Yes, I let my WordPress installation rot. And it’s entirely my fault.
Wordpress makes it so easy to keep it up to date now that there is no
excuse, so I do accept full responsibility! I’m lucky in the fact that
all the hacker
did was rewrite my .htaccess file to redirect visitors to a malware
After examining the WordPress database, it appeared that it hadn’t been
changed by the attacker, so I went about installing a new copy of
Wordpress. It went pretty smooth, and for right now I’m going for a
minimum amount of
plugins and keeping the design pretty basic. As I was restoring, I
began to think of what the hacker might of had access to and what I
needed to do to protect myself.
I don’t know if the attacker had access to the filesystem or could
only append lines onto the .htaccess file. Why is this important?
Your MySQL password for your WordPress installation is listed in the
wp-config.php file. If you allow access to your MySQL server from
the outside world, an attacker armed with this username and password
is free to make changes to your database, even making themselves an
administrator. So before doing the installation, I changed my
password to MySQL.
One plugin I use with WordPress is Automatic WordPress Backup.
This makes daily backups of my WordPress installation and stores
them on Amazon S3. What I realized after this hack was that if the
attacker had gotten access to administrator privileges, he could
have wiped out every single backup I have. Worse yet, they could
gain access to my access keys for Amazon S3. I went in and changed
my Amazon S3 access keys.
What I’m doing differently
I will be keeping up on WordPress updates!!!

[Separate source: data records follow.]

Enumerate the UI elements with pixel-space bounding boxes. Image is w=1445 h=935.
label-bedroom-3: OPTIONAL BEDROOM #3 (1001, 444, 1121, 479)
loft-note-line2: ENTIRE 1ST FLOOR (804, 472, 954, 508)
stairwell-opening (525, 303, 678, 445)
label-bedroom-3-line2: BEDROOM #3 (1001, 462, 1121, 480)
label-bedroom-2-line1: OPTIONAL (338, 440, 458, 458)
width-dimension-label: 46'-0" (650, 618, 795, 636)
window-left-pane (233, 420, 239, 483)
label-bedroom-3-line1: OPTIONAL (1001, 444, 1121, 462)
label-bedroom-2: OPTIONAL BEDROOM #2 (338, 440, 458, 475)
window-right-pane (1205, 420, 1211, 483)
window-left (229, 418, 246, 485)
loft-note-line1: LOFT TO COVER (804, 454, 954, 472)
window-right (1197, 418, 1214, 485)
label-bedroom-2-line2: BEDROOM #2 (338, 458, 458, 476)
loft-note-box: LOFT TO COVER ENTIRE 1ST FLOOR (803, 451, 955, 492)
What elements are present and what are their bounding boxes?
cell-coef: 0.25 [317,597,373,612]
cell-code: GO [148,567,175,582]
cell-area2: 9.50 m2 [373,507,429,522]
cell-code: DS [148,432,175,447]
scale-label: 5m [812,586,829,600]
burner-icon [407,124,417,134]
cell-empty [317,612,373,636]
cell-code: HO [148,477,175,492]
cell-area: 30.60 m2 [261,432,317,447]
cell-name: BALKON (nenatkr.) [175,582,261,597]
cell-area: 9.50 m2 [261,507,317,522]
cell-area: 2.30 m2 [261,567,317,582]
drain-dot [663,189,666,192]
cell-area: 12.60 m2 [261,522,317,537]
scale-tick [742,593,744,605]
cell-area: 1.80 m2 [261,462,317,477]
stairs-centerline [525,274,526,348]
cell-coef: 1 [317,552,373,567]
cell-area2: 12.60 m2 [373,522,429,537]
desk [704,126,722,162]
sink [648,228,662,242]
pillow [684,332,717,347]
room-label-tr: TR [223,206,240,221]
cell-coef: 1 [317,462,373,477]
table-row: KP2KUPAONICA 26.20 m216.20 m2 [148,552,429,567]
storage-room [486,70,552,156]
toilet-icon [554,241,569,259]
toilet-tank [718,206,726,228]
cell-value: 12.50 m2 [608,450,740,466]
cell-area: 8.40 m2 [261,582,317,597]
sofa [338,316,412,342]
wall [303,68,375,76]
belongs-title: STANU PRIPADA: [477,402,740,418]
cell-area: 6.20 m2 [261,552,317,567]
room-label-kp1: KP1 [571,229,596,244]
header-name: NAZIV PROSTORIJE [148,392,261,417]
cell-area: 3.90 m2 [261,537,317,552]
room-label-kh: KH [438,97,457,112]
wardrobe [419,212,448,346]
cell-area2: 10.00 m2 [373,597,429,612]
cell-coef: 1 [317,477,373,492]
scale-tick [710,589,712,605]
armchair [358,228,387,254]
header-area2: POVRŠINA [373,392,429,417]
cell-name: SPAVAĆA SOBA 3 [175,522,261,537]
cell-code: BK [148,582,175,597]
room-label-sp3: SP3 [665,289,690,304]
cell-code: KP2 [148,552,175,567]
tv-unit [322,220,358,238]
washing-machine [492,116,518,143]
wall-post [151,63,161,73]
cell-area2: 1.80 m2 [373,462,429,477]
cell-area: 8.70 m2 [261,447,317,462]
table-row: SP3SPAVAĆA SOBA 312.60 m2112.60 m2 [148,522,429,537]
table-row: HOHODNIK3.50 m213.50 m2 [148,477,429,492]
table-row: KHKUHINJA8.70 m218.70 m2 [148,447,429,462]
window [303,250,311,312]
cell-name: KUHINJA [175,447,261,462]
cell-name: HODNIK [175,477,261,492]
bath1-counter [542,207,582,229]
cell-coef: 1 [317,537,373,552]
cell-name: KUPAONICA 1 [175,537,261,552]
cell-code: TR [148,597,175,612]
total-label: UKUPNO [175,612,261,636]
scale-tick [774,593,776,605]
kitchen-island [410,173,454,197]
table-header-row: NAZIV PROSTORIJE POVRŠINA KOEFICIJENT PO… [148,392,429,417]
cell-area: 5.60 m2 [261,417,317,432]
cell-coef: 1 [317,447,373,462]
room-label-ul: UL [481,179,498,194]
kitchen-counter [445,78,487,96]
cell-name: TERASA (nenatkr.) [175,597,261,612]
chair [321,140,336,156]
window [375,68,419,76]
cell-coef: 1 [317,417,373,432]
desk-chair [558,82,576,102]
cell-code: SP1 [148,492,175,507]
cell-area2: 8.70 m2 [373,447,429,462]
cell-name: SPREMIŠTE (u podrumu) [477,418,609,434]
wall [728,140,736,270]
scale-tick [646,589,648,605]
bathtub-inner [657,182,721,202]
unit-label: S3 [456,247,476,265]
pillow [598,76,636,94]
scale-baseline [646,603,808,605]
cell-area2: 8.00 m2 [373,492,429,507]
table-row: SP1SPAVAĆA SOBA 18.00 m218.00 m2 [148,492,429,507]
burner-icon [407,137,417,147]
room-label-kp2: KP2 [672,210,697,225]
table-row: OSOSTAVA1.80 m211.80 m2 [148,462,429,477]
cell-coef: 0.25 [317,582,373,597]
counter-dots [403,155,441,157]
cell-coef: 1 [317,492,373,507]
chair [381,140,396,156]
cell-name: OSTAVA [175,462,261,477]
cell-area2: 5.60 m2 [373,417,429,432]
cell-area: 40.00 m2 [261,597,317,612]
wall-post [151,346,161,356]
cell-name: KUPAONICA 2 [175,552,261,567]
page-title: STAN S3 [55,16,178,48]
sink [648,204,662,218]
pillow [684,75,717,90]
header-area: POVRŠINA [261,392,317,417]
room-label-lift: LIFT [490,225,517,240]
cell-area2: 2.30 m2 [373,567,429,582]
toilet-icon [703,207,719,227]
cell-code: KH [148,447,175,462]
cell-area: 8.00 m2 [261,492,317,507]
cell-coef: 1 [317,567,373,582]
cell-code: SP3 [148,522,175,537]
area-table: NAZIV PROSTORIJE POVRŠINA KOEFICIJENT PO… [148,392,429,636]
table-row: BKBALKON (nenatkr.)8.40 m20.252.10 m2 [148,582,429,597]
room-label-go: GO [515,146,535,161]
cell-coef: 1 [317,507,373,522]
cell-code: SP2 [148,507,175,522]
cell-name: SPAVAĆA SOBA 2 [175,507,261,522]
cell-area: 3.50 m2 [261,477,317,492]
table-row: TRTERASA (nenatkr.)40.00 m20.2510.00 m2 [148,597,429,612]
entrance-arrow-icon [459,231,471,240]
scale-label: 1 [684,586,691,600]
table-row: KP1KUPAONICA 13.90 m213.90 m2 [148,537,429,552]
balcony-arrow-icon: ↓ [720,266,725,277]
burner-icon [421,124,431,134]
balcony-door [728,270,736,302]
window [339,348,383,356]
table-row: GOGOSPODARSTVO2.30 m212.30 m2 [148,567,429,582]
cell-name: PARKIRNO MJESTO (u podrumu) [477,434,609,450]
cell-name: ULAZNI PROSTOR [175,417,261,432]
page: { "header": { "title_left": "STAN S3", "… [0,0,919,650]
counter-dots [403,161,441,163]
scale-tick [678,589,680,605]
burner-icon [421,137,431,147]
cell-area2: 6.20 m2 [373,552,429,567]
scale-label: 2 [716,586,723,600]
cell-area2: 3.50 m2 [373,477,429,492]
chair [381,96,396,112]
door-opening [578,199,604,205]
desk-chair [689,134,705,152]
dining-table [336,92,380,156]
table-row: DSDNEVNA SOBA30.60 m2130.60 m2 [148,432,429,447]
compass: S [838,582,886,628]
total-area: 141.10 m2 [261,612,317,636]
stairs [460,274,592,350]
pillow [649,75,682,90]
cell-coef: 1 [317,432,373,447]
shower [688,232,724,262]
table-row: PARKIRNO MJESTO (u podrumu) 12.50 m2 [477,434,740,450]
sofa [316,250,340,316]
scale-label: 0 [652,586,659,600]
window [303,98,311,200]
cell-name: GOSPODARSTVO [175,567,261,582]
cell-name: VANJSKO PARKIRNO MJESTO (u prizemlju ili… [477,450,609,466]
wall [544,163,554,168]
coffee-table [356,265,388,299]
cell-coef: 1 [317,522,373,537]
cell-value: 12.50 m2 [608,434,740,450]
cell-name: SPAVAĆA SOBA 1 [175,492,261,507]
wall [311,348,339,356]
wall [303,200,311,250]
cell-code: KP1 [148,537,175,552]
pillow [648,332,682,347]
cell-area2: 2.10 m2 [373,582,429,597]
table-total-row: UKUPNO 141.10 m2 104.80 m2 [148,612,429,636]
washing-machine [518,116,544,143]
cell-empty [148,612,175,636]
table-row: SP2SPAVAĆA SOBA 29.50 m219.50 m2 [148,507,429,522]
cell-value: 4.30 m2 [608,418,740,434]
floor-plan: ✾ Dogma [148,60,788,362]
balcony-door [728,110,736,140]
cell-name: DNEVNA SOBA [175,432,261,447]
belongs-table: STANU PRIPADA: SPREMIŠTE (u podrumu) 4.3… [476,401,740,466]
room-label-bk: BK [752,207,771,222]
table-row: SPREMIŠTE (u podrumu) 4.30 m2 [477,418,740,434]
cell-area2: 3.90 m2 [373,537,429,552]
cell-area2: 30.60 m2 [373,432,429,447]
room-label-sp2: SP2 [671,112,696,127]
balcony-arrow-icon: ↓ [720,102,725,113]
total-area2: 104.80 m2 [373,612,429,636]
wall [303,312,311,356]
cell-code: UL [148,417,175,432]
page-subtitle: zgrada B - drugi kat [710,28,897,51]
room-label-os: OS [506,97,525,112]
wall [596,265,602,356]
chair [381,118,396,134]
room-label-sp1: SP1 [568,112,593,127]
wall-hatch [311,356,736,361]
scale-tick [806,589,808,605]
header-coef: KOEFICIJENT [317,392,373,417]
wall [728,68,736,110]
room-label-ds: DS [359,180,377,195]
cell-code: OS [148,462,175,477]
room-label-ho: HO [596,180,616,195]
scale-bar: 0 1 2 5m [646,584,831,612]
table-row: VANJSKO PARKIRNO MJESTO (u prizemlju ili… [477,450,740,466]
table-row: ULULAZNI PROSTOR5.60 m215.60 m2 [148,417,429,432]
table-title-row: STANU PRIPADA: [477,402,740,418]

The wp-config.php file, which contains some very important
information on your WordPress installation does not need to live in
a web accessible directory such as your main WordPress installation.
I moved it up a directory. For example, if you installed WordPress
in \~/public-html/, you can put wp-config.php in \~/.
Once my installation was completed, I created a user for myself and
made it an administrator. I then logged in as my new administrator
account and deleted the default administrator. This protects against
hacks that target the default admin account.
I switched to Disqus for comments. The blog only had one user, and I
didn’t want to worry about being hacked giving up reader
information. By using Disqus, I let them handle it. 🙂
I installed the CHAP Secure Login plugin for WordPress. This
protects logins by encrypting the password. Since I don’t have an
SSL certificate, my password would be “in the clear” without this
I will be automating the download of my backups from Amazon S3.